In a country where maternal mortality remains alarmingly high, an innovative collaboration between ARMMAN, a nonprofit working on maternal and child health, and Google DeepMind’s AI for Social Good initiative is showing how artificial intelligence (AI) can become a powerful public health tool.
With millions of women and infants across India at risk, the partnership is leveraging AI to drive behavioural change and improve healthcare outcomes for underserved communities at scale.

Mother in rural Panipat listening to Kilkari calls
“We are grateful for the opportunity to show that AI can be taken out in the field and be used for the benefit of a larger population,” says Dr Milind Tambe, Director of AI for Social Good at Google DeepMind, who has co-led this initiative with Dr Aparna Hegde, founder of ARMMAN.
ARMMAN and its flagship programmes
Founded by urogynecologist and global health leader Dr Aparna Hegde, ARMMAN (Advancing Reduction in Mortality and Morbidity of Mothers, Children and Neonates) operates programmes that deliver preventive healthcare information to women during pregnancy and after childbirth.
The two core mobile health initiatives supported by AI are mMitra, a voice call service for pregnant women in urban poor communities, operational in Mumbai and Kilkari, a national government programme implemented by ARMMAN, delivering voice and multimedia messages to millions of women across India from pregnancy through the first year of a child’s life.
Despite the promise of these services, up to 40% of women were dropping out of the mMitra programme. The reasons ranged from shifting contact details to lack of motivation or attention. Similarly, in the Kilkari program, many mothers were missing the automated calls due to unsuitable time slots.
ARMMAN had already shown that consistent engagement—listening to the full series of health messages- leads to better maternal and child health. The challenge was to optimise limited resources and reach the women who needed support most, at the right time.
Enter AI: Predictive modeling for retention and reach

The call centre
“We had our first meeting with ARMMAN in Mumbai, and they told us about this problem,” recalls Dr Tambe. “That’s when we started focusing on building an AI model to reduce dropouts.”
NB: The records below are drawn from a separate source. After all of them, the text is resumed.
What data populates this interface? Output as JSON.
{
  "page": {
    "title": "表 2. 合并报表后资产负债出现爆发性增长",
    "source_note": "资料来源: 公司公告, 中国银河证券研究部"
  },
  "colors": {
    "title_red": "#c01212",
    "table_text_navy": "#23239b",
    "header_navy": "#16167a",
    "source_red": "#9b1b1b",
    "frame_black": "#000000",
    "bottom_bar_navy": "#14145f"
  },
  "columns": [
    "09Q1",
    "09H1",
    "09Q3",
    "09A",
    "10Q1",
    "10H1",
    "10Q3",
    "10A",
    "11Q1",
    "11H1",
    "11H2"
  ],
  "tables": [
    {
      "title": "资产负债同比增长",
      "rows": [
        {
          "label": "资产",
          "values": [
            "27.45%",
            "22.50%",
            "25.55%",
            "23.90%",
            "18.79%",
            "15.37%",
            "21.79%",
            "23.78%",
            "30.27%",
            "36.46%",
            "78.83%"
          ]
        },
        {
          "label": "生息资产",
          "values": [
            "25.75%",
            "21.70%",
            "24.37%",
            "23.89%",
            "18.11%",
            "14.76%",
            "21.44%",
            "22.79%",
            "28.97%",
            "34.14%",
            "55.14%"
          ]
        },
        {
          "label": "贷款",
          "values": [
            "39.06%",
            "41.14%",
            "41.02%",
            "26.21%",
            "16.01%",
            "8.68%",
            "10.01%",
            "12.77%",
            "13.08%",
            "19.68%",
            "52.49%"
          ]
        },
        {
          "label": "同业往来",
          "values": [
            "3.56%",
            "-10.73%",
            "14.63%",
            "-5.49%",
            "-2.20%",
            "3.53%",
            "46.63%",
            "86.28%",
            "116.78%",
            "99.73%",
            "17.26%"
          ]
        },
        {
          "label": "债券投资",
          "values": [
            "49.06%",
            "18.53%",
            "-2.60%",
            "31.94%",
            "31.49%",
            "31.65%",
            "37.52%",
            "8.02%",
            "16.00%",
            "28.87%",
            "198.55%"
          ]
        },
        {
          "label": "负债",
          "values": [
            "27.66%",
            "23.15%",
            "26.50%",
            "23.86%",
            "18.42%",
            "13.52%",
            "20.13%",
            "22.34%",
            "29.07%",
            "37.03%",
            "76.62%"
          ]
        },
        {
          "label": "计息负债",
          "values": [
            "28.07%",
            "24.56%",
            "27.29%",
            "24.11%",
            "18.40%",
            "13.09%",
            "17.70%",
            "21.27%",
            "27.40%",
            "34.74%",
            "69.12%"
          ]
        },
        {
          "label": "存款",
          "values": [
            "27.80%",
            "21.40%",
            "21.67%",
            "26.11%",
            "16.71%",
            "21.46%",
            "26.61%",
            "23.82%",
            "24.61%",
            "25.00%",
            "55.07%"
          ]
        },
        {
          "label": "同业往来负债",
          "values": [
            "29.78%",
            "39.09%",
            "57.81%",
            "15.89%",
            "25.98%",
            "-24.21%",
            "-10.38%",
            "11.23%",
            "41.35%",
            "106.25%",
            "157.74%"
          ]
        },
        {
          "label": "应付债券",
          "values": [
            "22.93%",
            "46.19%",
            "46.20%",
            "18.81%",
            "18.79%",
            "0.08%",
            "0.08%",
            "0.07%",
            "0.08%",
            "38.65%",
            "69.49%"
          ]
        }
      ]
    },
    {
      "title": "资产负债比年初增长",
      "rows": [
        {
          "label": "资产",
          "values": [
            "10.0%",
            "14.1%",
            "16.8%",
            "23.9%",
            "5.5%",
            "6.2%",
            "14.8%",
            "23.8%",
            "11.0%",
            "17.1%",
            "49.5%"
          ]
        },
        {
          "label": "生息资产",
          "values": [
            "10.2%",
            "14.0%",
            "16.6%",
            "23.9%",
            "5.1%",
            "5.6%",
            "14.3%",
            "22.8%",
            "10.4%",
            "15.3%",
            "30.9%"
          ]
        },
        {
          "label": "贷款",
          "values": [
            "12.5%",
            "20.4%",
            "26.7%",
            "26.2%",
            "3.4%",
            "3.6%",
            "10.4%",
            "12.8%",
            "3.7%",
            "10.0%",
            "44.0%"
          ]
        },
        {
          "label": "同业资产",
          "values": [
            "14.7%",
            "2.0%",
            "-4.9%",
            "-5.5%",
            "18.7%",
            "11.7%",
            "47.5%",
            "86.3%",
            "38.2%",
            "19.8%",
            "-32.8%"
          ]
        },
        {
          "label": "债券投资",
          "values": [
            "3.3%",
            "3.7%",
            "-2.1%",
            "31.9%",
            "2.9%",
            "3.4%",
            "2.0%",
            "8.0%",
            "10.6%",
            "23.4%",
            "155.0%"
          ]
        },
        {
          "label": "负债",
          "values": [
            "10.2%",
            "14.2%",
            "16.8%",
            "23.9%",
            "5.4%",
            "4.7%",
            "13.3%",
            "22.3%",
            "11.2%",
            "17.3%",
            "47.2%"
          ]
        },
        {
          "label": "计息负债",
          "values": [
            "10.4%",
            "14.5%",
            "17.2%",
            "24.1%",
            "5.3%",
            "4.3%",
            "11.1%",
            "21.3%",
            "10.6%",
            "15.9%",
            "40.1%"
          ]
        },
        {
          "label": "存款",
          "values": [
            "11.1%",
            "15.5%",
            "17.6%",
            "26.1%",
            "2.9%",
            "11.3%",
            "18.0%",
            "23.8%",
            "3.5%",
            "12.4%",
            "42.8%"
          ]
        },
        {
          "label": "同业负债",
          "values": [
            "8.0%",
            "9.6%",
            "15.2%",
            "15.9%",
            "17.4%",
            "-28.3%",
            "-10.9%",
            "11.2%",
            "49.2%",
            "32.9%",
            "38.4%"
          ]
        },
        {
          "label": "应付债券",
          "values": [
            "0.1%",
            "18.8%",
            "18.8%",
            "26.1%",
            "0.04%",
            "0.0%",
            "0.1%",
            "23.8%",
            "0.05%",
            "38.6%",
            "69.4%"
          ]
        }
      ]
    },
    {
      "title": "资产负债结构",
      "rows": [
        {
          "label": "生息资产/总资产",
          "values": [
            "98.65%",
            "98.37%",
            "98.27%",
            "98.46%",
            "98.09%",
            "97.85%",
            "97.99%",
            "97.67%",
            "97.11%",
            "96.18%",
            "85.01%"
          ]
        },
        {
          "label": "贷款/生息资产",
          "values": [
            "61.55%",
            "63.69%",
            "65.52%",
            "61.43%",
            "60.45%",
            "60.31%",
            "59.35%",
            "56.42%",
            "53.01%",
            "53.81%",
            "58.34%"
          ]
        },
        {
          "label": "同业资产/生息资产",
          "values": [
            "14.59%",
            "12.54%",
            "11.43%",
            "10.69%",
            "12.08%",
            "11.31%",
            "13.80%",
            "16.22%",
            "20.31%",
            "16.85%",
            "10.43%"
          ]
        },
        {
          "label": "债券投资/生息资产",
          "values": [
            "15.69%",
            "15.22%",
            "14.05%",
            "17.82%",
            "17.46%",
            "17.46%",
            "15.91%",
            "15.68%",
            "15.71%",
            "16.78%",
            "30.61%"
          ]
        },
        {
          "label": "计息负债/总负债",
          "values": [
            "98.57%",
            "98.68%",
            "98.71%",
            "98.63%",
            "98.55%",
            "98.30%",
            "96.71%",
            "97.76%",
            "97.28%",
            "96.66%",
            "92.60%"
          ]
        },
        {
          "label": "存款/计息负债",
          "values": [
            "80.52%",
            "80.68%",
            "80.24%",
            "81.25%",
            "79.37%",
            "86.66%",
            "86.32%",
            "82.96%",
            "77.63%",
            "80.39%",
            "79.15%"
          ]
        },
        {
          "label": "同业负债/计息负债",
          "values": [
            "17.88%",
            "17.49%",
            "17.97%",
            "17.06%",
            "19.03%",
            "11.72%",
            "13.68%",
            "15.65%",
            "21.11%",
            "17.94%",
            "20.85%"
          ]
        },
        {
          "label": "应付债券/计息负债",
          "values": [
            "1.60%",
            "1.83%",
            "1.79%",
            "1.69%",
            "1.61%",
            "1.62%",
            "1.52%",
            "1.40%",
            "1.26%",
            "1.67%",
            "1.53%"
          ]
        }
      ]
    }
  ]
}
For mMitra, the AI team at DeepMind developed a predictive model using anonymized data—such as age, income, education, language, and call listening behaviour—of around 200,000 women. Based on this data, the model could predict which mothers were at risk of dropping out and identify who would benefit most from an intervention call.
Since ARMMAN’s call centre could only reach around 1,000 women a week, this model helped prioritise support efficiently. The results were remarkable: a 30% improvement in retention, resulting in higher listenerhip and increased intake of essential supplements, such as iron and calcium.
“Based on features and past listening patterns, we could make a prediction as to who would shift to not listening next week,” explains Dr Tambe. “Then ARMMAN could intervene accordingly.”
Kilkari: Scaling without human intervention
The Kilkari programme posed a different challenge. There was no call centre, and millions of mothers were enrolled across India. Intervention calls weren’t feasible.
“In Kilkari, the only information available was the pickup behaviour of the mothers,” says Dr Tambe. “One mother might pick up calls at 2 PM while another might prefer 8 AM.”
Using this data, the AI model could predict the optimal time slots for different groups of mothers. A pilot study showed improvements of up to 12% in call pickup rates during specific time slots. “With a larger study over a longer time, we expect even better results,” he adds.
Hidden insights and frugal innovation
Interestingly, the AI model for mMitra also began surfacing unexpected but important patterns.
“We started identifying women who were likely facing pregnancy difficulties or miscarriages—just based on changes in their listening behaviour,” says Dr Tambe. This insight allowed ARMMAN to direct women to further counseling and care, even though that was not part of the model’s initial goal.
Another significant innovation was in frugal computing—developing models that require minimal computational resources so that they can scale without overwhelming the system. “The idea was to be able to deal with limited computing infrastructure. Many organisations face the challenge of limited resources in public health,” Dr Tambe explains.
A model for the future
Backed by strong pilot results and global recognition, this partnership stands as a powerful example of AI for social good in action.
“What started in 2019 as a small project to reduce dropouts has become a multi-year partnership,” says Dr Tambe. “We’ve been fortunate to work alongside ARMMAN and help improve health behaviors of mothers and babies across India.”
(The story has been updated to correct some typos.)